ALERTA PARA A QUESTÃO DOS FUNDOS DE PENSÃO NO BRASIL QUE SE RECUSAM A PAGAR IMPOSTOS FEDERAIS, ESTADUAIS E MUNICIPAIS.

Autor
Gilberto Miranda (PFL - Partido da Frente Liberal/AM)
Nome completo: Gilberto Miranda Batista
Casa
Senado Federal
Tipo
Discurso
Resumo por assunto
PREVIDENCIA SOCIAL.:
  • ALERTA PARA A QUESTÃO DOS FUNDOS DE PENSÃO NO BRASIL QUE SE RECUSAM A PAGAR IMPOSTOS FEDERAIS, ESTADUAIS E MUNICIPAIS.
Publicação
Publicação no DSF de 29/04/1998 - Página 7184
Assunto
Outros > PREVIDENCIA SOCIAL.
Indexação
  • PROTESTO, INCOERENCIA, FUNDOS, PENSÕES, RECUSA, PAGAMENTO, IMPOSTOS, ALEGAÇÕES, ISENÇÃO FISCAL, ENTIDADE, ASSISTENCIA SOCIAL, SIMULTANEIDADE, PARTICIPAÇÃO, ECONOMIA, PAIS, SIMILARIDADE, EMPRESA, INICIATIVA PRIVADA.

           O SR. GILBERTO MIRANDA (PFL-AM. Pronuncia o seguinte discurso) - Sr.
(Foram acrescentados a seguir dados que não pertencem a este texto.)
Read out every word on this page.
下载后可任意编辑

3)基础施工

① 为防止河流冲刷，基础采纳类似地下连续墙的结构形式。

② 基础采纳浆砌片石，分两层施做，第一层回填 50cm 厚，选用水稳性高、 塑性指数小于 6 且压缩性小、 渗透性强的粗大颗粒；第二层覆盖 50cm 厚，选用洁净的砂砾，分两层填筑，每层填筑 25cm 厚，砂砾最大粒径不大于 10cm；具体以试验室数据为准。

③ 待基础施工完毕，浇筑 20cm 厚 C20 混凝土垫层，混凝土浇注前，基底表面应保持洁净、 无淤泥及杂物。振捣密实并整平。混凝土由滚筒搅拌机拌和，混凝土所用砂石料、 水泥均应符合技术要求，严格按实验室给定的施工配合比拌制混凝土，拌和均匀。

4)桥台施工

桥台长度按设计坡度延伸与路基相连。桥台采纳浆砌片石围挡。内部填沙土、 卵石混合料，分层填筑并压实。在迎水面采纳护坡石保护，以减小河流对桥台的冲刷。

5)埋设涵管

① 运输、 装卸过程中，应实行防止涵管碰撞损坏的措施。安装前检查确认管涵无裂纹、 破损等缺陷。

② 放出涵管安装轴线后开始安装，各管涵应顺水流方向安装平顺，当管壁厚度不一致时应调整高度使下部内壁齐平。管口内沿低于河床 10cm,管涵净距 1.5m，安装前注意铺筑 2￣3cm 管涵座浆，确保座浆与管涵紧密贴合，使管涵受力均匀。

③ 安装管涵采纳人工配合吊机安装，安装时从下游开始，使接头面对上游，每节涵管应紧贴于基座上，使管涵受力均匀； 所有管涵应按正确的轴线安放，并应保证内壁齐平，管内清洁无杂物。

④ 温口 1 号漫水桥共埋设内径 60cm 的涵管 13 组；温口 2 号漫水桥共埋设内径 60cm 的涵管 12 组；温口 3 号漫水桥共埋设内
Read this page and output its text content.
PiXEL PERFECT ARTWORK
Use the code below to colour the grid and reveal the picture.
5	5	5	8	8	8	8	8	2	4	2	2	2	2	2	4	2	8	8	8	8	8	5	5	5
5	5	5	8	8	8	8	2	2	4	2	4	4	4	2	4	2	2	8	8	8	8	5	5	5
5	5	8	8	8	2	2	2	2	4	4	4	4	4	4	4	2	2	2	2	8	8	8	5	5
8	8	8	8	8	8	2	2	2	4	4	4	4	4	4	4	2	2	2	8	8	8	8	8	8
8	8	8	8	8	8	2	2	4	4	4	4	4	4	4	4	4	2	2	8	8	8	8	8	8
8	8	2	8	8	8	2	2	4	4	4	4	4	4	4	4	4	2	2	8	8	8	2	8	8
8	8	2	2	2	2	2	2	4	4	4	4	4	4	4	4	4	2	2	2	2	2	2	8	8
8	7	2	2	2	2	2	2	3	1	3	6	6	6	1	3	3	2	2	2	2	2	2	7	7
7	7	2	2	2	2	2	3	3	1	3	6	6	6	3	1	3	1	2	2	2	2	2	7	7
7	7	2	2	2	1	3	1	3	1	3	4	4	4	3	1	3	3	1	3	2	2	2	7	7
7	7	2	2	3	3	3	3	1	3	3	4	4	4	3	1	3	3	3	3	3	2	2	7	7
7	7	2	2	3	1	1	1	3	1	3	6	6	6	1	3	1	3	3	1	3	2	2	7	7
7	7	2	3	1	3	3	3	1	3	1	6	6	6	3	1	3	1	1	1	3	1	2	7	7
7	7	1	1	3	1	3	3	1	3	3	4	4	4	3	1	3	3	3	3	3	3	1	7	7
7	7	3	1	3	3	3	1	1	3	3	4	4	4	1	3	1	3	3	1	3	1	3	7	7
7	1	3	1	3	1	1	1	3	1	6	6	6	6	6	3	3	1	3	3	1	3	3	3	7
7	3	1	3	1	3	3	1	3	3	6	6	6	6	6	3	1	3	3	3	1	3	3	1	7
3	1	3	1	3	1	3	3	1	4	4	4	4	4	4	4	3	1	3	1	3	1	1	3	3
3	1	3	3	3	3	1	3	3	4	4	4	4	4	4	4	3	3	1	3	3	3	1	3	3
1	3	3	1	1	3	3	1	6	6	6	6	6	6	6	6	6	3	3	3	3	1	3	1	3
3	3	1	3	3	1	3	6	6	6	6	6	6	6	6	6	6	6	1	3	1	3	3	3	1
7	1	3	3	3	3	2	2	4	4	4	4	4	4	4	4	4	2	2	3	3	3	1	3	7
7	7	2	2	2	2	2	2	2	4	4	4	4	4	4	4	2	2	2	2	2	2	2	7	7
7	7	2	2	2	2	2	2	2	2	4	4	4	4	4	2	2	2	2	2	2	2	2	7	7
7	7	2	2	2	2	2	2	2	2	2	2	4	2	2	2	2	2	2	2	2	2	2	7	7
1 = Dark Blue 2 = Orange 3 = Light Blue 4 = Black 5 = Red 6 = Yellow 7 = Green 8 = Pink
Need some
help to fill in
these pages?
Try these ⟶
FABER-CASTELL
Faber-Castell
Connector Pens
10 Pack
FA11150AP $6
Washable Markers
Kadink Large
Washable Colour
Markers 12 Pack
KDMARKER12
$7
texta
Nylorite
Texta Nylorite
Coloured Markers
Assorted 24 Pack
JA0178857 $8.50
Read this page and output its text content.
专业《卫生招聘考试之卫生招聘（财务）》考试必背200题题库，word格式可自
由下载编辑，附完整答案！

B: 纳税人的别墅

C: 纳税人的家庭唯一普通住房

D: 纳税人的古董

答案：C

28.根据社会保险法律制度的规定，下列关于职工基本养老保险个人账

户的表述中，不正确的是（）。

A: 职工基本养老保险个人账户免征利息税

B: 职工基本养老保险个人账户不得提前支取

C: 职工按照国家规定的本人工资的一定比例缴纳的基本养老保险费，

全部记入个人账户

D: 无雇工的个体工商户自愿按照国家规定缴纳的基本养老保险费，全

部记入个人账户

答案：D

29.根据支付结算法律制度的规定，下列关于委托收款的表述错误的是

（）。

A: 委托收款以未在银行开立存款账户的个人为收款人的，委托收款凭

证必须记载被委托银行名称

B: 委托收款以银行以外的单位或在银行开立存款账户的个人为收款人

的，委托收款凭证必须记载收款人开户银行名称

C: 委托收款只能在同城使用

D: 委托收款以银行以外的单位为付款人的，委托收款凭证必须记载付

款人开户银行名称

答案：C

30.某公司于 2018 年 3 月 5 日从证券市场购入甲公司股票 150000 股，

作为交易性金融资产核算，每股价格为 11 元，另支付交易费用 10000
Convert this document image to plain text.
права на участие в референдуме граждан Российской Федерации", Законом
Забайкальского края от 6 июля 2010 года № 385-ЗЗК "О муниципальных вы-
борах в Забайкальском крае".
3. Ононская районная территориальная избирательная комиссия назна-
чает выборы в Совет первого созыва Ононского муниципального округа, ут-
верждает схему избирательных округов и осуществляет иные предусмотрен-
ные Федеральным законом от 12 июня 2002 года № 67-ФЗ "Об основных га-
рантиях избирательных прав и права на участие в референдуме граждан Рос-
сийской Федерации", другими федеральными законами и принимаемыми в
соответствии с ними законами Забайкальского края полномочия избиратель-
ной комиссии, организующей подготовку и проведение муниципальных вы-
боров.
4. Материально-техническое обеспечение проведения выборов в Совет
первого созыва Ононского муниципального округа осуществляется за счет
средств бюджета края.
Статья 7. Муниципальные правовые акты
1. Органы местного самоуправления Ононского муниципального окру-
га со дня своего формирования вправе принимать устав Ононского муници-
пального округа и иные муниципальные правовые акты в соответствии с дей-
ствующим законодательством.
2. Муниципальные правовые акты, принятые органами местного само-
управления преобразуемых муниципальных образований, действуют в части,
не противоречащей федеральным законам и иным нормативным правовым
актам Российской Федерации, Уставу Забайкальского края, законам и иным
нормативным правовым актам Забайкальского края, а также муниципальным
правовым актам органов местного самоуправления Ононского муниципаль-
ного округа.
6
Presidente, Srªs. e Srs. Senadores, todos no Brasil pagam imposto, independentemente da capacidade econômica, pois qualquer produto, vendido legalmente, recebe uma taxação, seja ela municipal, federal ou estadual. Ao comprar um pão, mesmo o comprovadamente pobre, mesmo o indigente de rua está arcando com os impostos ali contidos. Ao adquirir uma casa, financiada por cooperativa habitacional, o trabalhador de baixa renda paga imposto de transmissão de bens intervivos. A partir de uma determinada faixa salarial, não muito alta, qualquer assalariado paga imposto de renda. Os empresários do comércio, da indústria e dos serviços pagam impostos. Mesmo com as discrepâncias, alguém poderia dizer que isso é muito justo, já que a norma atinge, igualmente, a todos. Pois aí é que está o erro: alguns grupos se acham “menos iguais” que outros na hora de pagar impostos. São os fundos de previdência privada, instituições que movimentam alguns bilhões de reais ao ano. Com certeza, não é por falta de patrimônio ou de renda. Vejamos em que se escudam esses sonegadores de impostos.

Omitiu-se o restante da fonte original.